Question

A can hit a target 4 times in 5 shots, B hits 3 times in 4 shots, and C hits twice in 3 shots. They fire together. Find the probability that at least two shots hit the target.

• A. \( \frac{13}{30} \)
• B. \( \frac{5}{6} \)
• C. \( \frac{11}{40} \)
• D. None of these

Hint:

Always simplify the probabilities before performing the calculations to avoid errors in complex operations.

Answer 1

The Correct Option is B

We are asked to find the probability that at least two shots hit the target when A, B, and C fire together. This can be calculated by first finding the total probability for all possible outcomes and then subtracting the probability where fewer than two shots hit the target. The individual probabilities for A, B, and C hitting the target are: - A: \( \frac{4}{5} \) - B: \( \frac{3}{4} \) - C: \( \frac{2}{3} \) We can calculate the probability that fewer than two shots hit the target (i.e., 0 or 1 hit), and then subtract it from 1 to get the probability of at least two hits.
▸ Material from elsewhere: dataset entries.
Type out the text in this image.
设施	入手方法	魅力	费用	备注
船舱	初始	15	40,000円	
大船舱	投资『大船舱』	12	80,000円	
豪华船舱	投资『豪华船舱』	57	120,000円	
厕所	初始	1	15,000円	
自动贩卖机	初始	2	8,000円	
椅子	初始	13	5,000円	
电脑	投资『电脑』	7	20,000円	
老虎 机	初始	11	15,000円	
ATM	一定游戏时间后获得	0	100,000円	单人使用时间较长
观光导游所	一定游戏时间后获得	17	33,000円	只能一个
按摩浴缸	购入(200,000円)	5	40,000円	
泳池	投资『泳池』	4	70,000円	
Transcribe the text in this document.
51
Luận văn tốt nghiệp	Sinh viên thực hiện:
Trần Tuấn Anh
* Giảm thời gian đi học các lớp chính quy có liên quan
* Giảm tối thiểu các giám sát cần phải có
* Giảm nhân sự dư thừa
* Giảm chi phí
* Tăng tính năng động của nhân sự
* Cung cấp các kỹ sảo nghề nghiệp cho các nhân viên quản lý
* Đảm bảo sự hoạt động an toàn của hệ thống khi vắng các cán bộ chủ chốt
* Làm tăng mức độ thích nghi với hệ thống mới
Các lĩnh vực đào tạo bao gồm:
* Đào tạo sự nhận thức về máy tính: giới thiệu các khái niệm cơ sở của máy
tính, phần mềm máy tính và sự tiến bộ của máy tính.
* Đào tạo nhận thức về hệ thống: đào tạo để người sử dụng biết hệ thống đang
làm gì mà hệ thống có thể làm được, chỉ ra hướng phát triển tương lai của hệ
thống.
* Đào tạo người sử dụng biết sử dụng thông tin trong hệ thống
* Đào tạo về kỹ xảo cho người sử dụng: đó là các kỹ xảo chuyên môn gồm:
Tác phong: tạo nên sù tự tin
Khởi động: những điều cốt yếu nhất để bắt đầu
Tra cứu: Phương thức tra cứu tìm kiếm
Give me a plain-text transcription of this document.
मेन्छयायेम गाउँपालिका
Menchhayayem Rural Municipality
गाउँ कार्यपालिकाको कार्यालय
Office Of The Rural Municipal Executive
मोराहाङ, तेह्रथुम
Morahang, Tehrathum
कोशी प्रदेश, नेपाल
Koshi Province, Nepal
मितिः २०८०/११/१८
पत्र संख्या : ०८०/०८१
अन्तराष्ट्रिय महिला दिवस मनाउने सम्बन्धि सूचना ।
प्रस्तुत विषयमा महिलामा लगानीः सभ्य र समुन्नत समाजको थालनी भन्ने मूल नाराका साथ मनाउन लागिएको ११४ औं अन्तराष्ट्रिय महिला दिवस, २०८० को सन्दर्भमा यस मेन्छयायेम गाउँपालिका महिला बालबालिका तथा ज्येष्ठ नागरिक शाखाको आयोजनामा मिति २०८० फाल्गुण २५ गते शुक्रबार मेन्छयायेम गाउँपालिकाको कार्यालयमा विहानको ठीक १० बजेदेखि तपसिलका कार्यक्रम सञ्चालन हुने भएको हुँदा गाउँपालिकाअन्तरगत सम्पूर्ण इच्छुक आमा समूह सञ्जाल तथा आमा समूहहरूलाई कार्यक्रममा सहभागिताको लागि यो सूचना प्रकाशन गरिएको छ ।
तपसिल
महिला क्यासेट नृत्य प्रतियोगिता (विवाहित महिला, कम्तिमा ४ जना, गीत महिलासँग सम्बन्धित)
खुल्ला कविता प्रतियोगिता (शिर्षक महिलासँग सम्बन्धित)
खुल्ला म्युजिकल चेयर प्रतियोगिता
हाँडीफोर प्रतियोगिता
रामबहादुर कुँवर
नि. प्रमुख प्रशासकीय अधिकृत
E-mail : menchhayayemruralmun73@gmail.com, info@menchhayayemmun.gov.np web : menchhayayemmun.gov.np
The total probability of at least two hits is calculated as follows: \[ P(ABC') + P(A'BC) + P(AB'C) + P(ABC) \] Now, calculating each individual term: \[ P(ABC') = \frac{4}{5} \times \frac{3}{4} \times \frac{1}{3} = \frac{1}{5} \] \[ P(A'BC) = \frac{1}{5} \times \frac{3}{4} \times \frac{2}{3} = \frac{2}{15} \] \[ P(AB'C) = \frac{4}{5} \times \frac{1}{4} \times \frac{2}{3} = \frac{2}{15} \] \[ P(ABC) = \frac{4}{5} \times \frac{3}{4} \times \frac{2}{3} = \frac{2}{5} \] Thus, adding the probabilities: \[ P = \frac{1}{5} + \frac{2}{15} + \frac{2}{15} + \frac{2}{5} = \frac{5}{6} \] Thus, the probability that at least two shots hit the target is \( \frac{5}{6} \).